Require a username/password to view is another, less ideal way.

set 'robots' to none in your meta tag. (btw you can add that to the 'header.php' file in your templates

MrJD
03-21-2008, 07:58 PM
<meta Name="robots" Content="noindex, Nofollow">

rawTOP
03-21-2008, 10:44 PM
Whether you use the robots.txt file or the robots meta tag really depends on whether you want the spiders to read the page in the first place. If you want the page to pass PageRank to other pages but not be indexed, then you need to use the meta tag. If there's no good reason a spider would ever load the page, then you use robots.txt.

abostonboy
03-21-2008, 11:55 PM
I don't want google to spider any of it at all.
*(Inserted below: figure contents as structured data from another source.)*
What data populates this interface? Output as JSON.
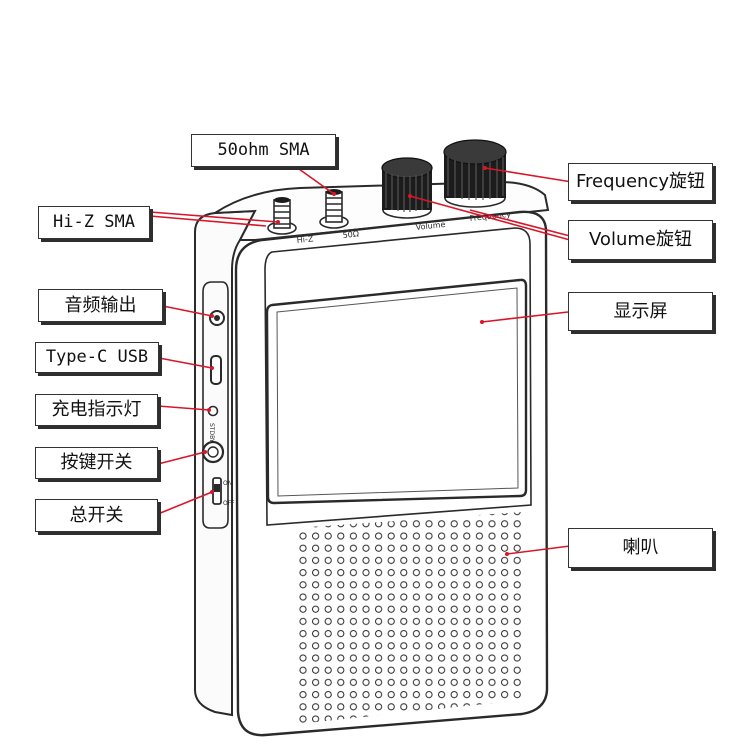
{
  "labels": {
    "sma_50ohm": "50ohm SMA",
    "hiz_sma": "Hi-Z SMA",
    "audio_out": "音频输出",
    "type_c": "Type-C USB",
    "charge_led": "充电指示灯",
    "button_switch": "按键开关",
    "main_switch": "总开关",
    "frequency_knob": "Frequency旋钮",
    "volume_knob": "Volume旋钮",
    "display": "显示屏",
    "speaker": "喇叭"
  },
  "device_markings": {
    "hiz": "Hi-Z",
    "sma50": "50Ω",
    "volume": "Volume",
    "frequency": "Frequency",
    "standby": "STDBY",
    "on": "ON",
    "off": "OFF"
  },
  "colors": {
    "outline": "#2a2a2a",
    "knob": "#1c1c1c",
    "callout_shadow": "#2e2e2e",
    "arrow": "#d8162a"
  }
}
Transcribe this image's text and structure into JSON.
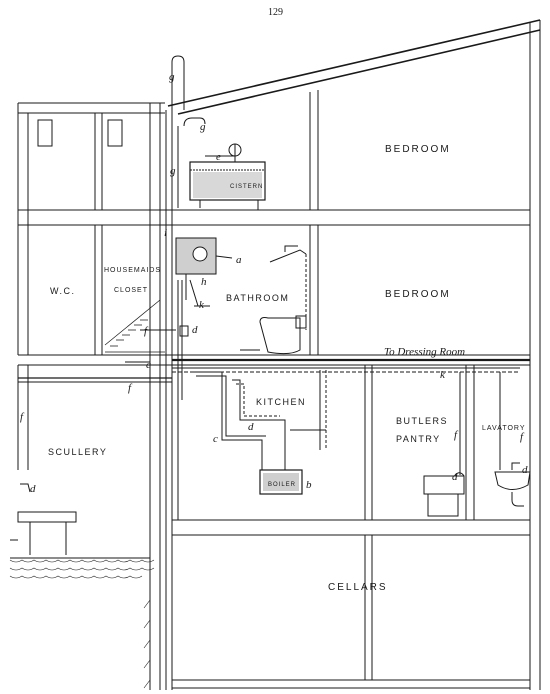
{
  "page_number": "129",
  "rooms": {
    "bedroom_upper": "BEDROOM",
    "bedroom_middle": "BEDROOM",
    "wc": "W.C.",
    "housemaids_line1": "HOUSEMAIDS",
    "housemaids_line2": "CLOSET",
    "bathroom": "BATHROOM",
    "kitchen": "KITCHEN",
    "butlers_line1": "BUTLERS",
    "butlers_line2": "PANTRY",
    "lavatory": "LAVATORY",
    "scullery": "SCULLERY",
    "cellars": "CELLARS"
  },
  "equipment": {
    "cistern": "CISTERN",
    "boiler": "BOILER"
  },
  "annotations": {
    "to_dressing_room": "To Dressing Room"
  },
  "letters": {
    "g_top": "g",
    "g_vent": "g",
    "g_left": "g",
    "e": "e",
    "i": "i",
    "a": "a",
    "h": "h",
    "k": "k",
    "d_bath": "d",
    "f_bath": "f",
    "c_bath": "c",
    "f_scullery_top": "f",
    "f_scullery": "f",
    "d_scullery": "d",
    "c_kitchen": "c",
    "d_kitchen": "d",
    "b": "b",
    "k_right": "k",
    "f_butler": "f",
    "d_butler": "d",
    "f_lav": "f",
    "d_lav": "d"
  }
}
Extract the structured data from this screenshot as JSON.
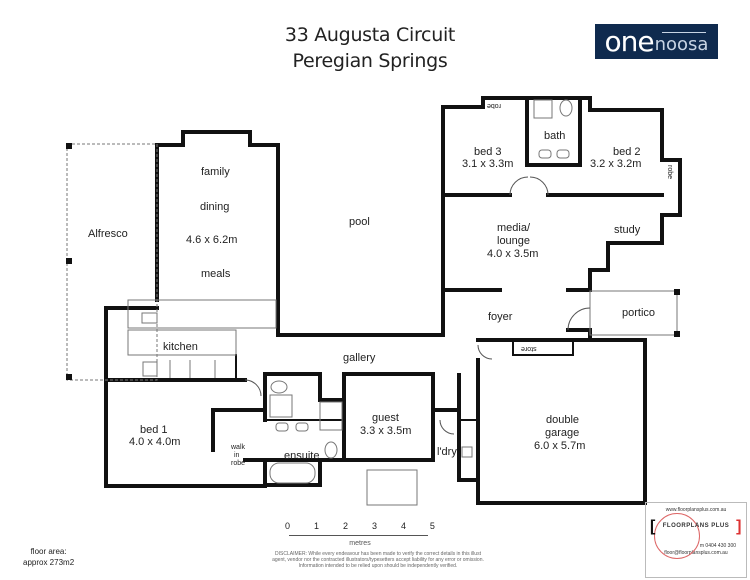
{
  "header": {
    "address_line1": "33 Augusta Circuit",
    "address_line2": "Peregian Springs"
  },
  "logo": {
    "brand_part1": "one",
    "brand_part2": "noosa",
    "bg_color": "#0f2a4e"
  },
  "rooms": {
    "alfresco": "Alfresco",
    "family": "family",
    "dining": "dining",
    "family_dims": "4.6 x 6.2m",
    "meals": "meals",
    "pool": "pool",
    "bed3": "bed 3",
    "bed3_dims": "3.1 x 3.3m",
    "bath": "bath",
    "bed2": "bed 2",
    "bed2_dims": "3.2 x 3.2m",
    "robe_bed3": "robe",
    "robe_bed2": "robe",
    "media": "media/",
    "lounge": "lounge",
    "media_dims": "4.0 x 3.5m",
    "study": "study",
    "portico": "portico",
    "foyer": "foyer",
    "store": "store",
    "kitchen": "kitchen",
    "gallery": "gallery",
    "bed1": "bed 1",
    "bed1_dims": "4.0 x 4.0m",
    "walk_in_robe_1": "walk",
    "walk_in_robe_2": "in",
    "walk_in_robe_3": "robe",
    "ensuite": "ensuite",
    "guest": "guest",
    "guest_dims": "3.3 x 3.5m",
    "laundry": "l'dry",
    "garage1": "double",
    "garage2": "garage",
    "garage_dims": "6.0 x 5.7m"
  },
  "scale": {
    "ticks": [
      "0",
      "1",
      "2",
      "3",
      "4",
      "5"
    ],
    "unit": "metres"
  },
  "disclaimer": {
    "line1": "DISCLAIMER: While every endeavour has been made to verify the correct details in this illust",
    "line2": "agent, vendor nor the contracted illustrators/typesetters accept liability for any error or omission.",
    "line3": "Information intended to be relied upon should be independently verified."
  },
  "floor_area": {
    "label": "floor area:",
    "value": "approx 273m2"
  },
  "floorplans_plus": {
    "website": "www.floorplansplus.com.au",
    "brand": "FLOORPLANS PLUS",
    "phone": "m 0404 430 300",
    "email": "floor@floorplansplus.com.au",
    "accent_color": "#d33333"
  }
}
Don't want page rank at all. But don't to make visitors register. It's a blog for affiliates, not something I want to be on the search engines.

So what would I use in robots.txt if I may ask? Kinda confused.

Gaystoryman
03-22-2008, 01:05 AM
User-agent: *
Disallow: /tmp/

change /tmp/ to your folder

use the meta tag too.. no index, no follow

GTP
03-22-2008, 07:03 AM
you can use a strange directory name too and don't link it from any other page. It is an extra option (to be used with all the other listed below) to be more sure google can't find the board

Gaystoryman
03-22-2008, 09:29 AM
you can use a strange directory name too and don't link it from any other page. It is an extra option (to be used with all the other listed below) to be more sure google can't find the board

That is a good one, oh and a common one that can be forgotten, DON'T list it in your Site Map. Remove PINGS too, because pings 'announce' your blog.

rawTOP
03-24-2008, 01:16 PM
The only way to keep the spiders out is with robots.txt... Especially if affiliates are linking to it...
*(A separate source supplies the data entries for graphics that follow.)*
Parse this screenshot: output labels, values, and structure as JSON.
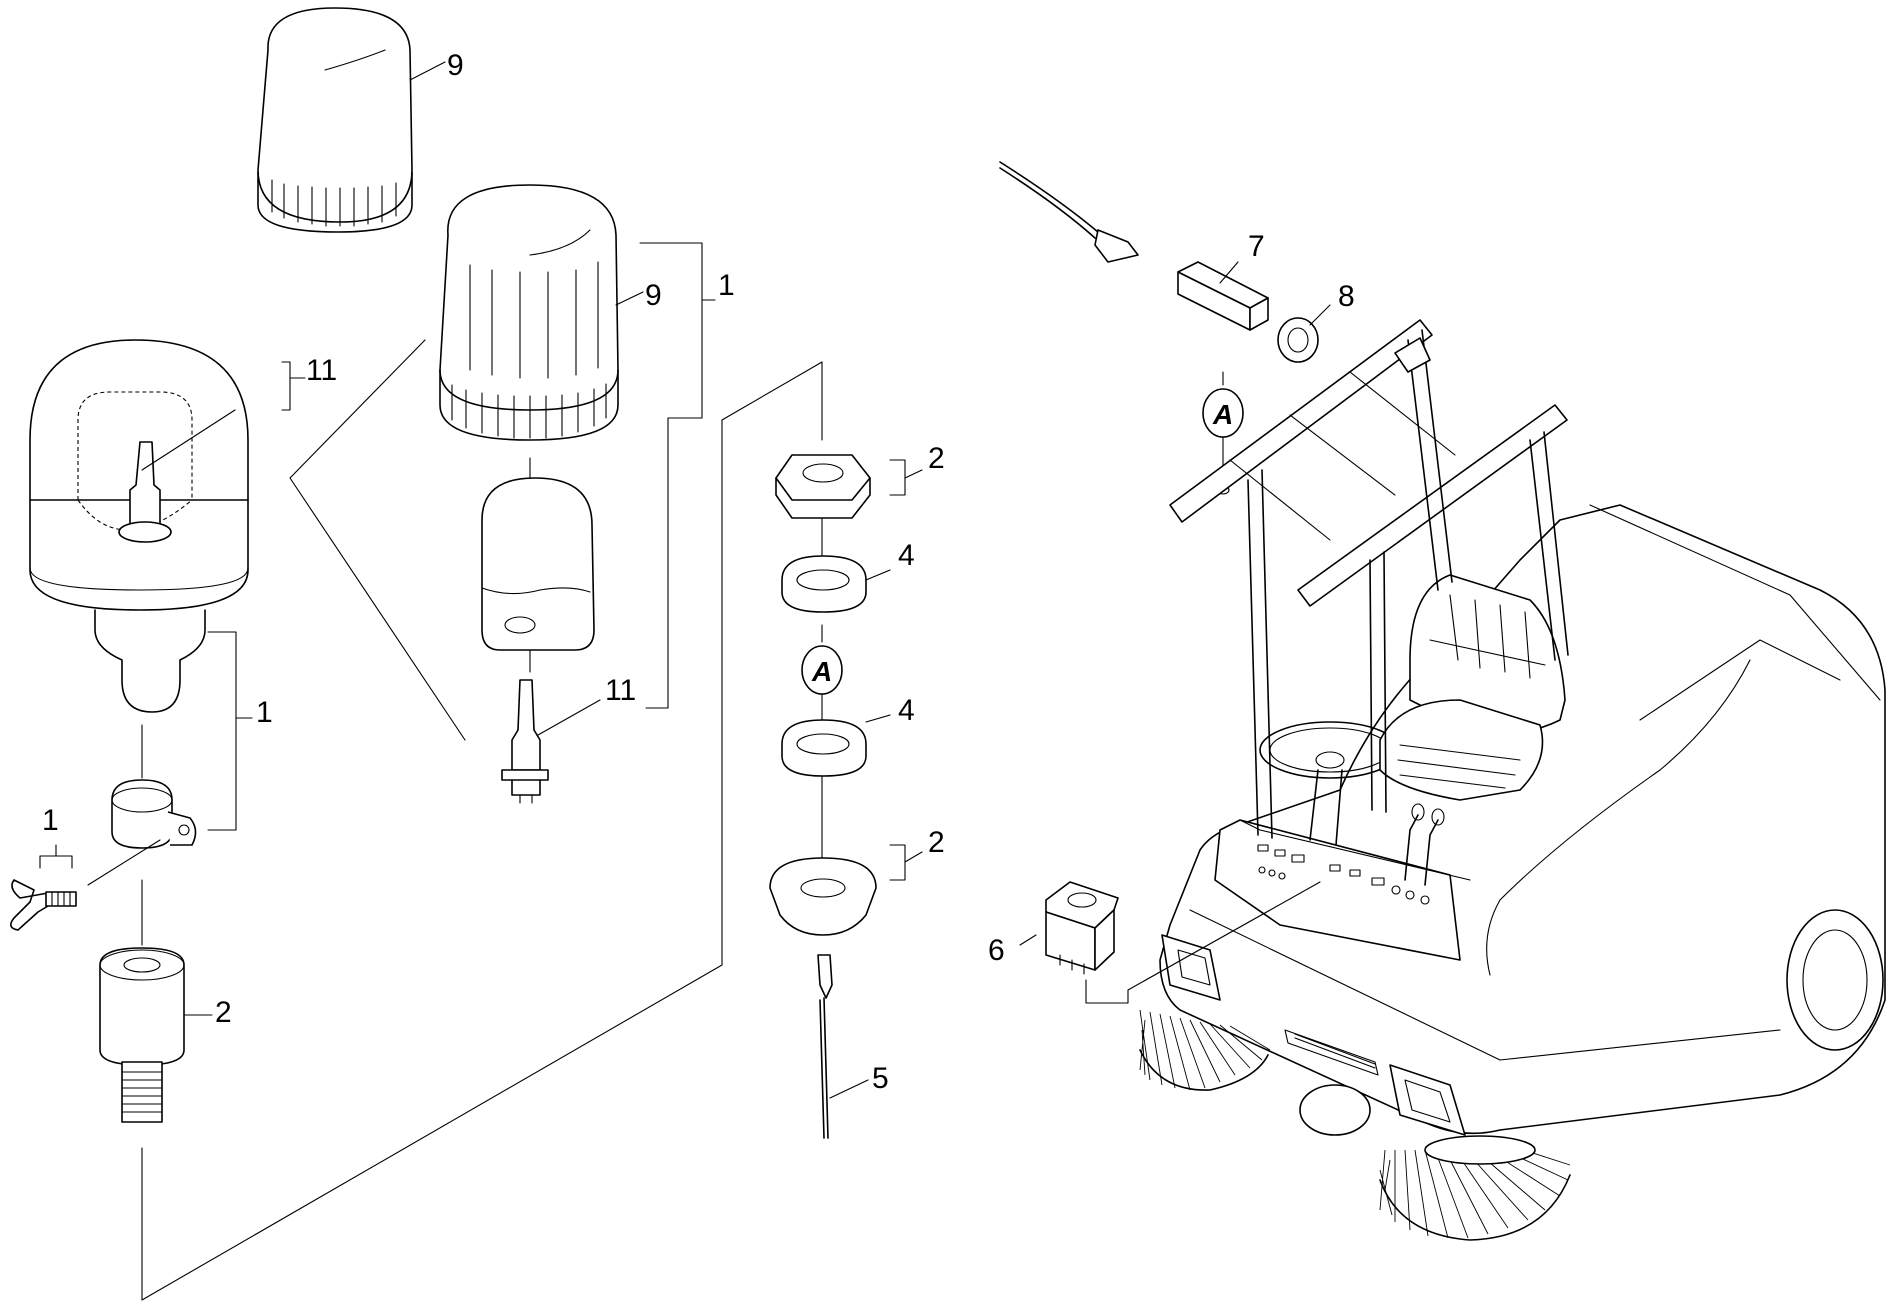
{
  "callouts": {
    "c9_top": "9",
    "c9_mid": "9",
    "c1_bracket_top": "1",
    "c11_left": "11",
    "c11_mid": "11",
    "c1_clamp": "1",
    "c1_screw": "1",
    "c2_adapter": "2",
    "c2_nut_top": "2",
    "c4_upper": "4",
    "c4_lower": "4",
    "c2_nut_bottom": "2",
    "c5_cable": "5",
    "c6_switch": "6",
    "c7_fuse": "7",
    "c8_grommet": "8"
  },
  "reference_marks": {
    "ref_a_center": "A",
    "ref_a_machine": "A"
  }
}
Putting "noindex" in a robots meta tag is essentially the same. It will get crawled, but then dropped from the index. Should be safe enough for what you say you'll be doing. The good part is if you have links on the page to other pages on your site, those affiliate blog pages will pass PageRank even though they're not in the SE index.

GTP
03-24-2008, 03:24 PM
The only way to keep the spiders out is with robots.txt... Especially if affiliates are linking to it...

Putting "noindex" in a robots meta tag is essentially the same. It will get crawled, but then dropped from the index. Should be safe enough for what you say you'll be doing. The good part is if you have links on the page to other pages on your site, those affiliate blog pages will pass PageRank even though they're not in the SE index.
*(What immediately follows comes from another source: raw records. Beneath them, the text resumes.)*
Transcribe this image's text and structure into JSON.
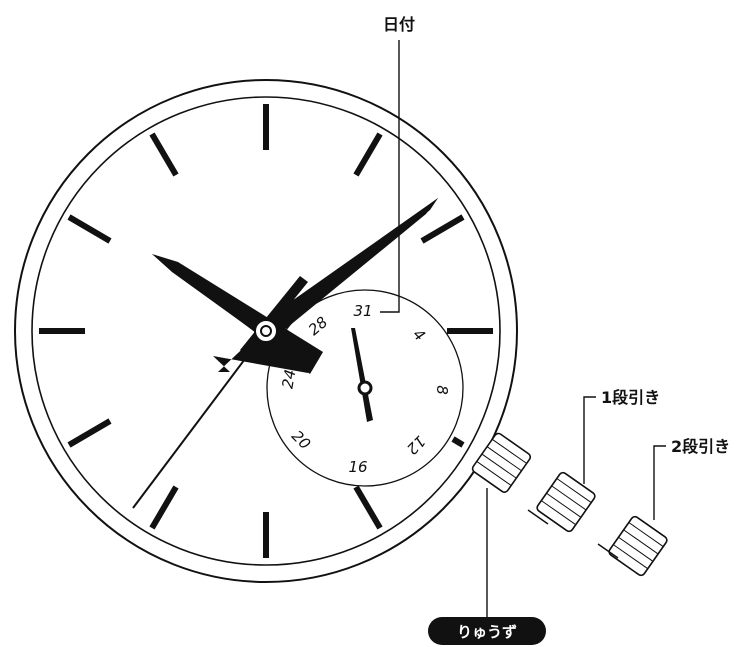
{
  "labels": {
    "date": "日付",
    "first_click": "1段引き",
    "second_click": "2段引き",
    "crown": "りゅうず"
  },
  "subdial": {
    "numbers": [
      "31",
      "4",
      "8",
      "12",
      "16",
      "20",
      "24",
      "28"
    ]
  }
}
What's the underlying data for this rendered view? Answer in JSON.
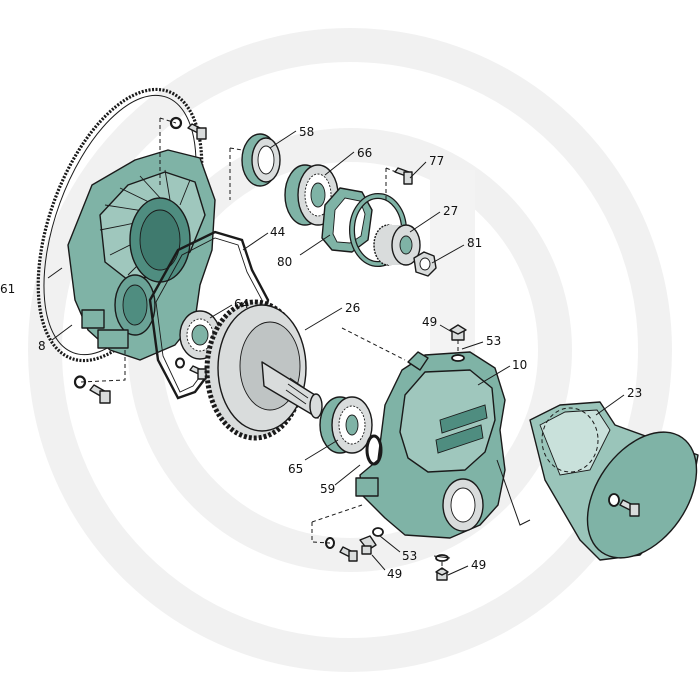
{
  "colors": {
    "part_fill": "#7fb3a6",
    "part_dark": "#4f8d80",
    "part_light": "#b8d8d0",
    "metal": "#d9dcdc",
    "watermark": "#f1f1f1",
    "ink": "#1a1a1a"
  },
  "callouts": [
    {
      "id": "58",
      "text": "58"
    },
    {
      "id": "66",
      "text": "66"
    },
    {
      "id": "77",
      "text": "77"
    },
    {
      "id": "27",
      "text": "27"
    },
    {
      "id": "81",
      "text": "81"
    },
    {
      "id": "44",
      "text": "44"
    },
    {
      "id": "80",
      "text": "80"
    },
    {
      "id": "61",
      "text": "61"
    },
    {
      "id": "8",
      "text": "8"
    },
    {
      "id": "64",
      "text": "64"
    },
    {
      "id": "26",
      "text": "26"
    },
    {
      "id": "49a",
      "text": "49"
    },
    {
      "id": "53a",
      "text": "53"
    },
    {
      "id": "10",
      "text": "10"
    },
    {
      "id": "23",
      "text": "23"
    },
    {
      "id": "65",
      "text": "65"
    },
    {
      "id": "59",
      "text": "59"
    },
    {
      "id": "53b",
      "text": "53"
    },
    {
      "id": "49b",
      "text": "49"
    },
    {
      "id": "49c",
      "text": "49"
    }
  ]
}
Robots are not saying spiders not to scan and surf the pages but just not to index them, just to be 100% clear :)

BTW some minor search engines don't follow the robots.txt specs

rawTOP
03-24-2008, 07:07 PM
Robots are not saying spiders not to scan and surf the pages but just not to index them, just to be 100% clear :)

BTW some minor search engines don't follow the robots.txt specs

Actually it's a huge offense for a spider to crawl a page that's excluded by robots.txt.

Realize that the robots.txt file is case sensitive, so if you say not to crawl /foo.html and there's a link to /Foo.html they're not in violation if they crawl /Foo.html. In other words if you have capitalization in some of the links to your site, you should set up 301 redirects to the lowercase, canonical URLs ('cause it can cause duplicate content issues as well).

But seriously, no good bot will crawl a page excluded by robots.txt and all the major search engines are good bots. Check webmasterworld.com if you need Apache rules for the bad bots. People get pretty elaborate in how they deal with them... But many of the more prevalent bad bots can be blocked pretty easily with Apache. For example you could do something like this:

RewriteEngine On
RewriteCond %{HTTP_USER_AGENT} (badbot1|badbot2|badbot3) [NC]
RewriteRule . [F,L]

Where 'badbot1', 'badbot2', etc. are identifying bits from their user agent strings. That will cause all of their requests to fail.

You can go even further and set up what are called "honey pots" where you put links in your documents to a URL that no user would go to. Then you exclude that URL via robots.txt and any request of that document results in a block of all future requests (usually by blocking the IP address).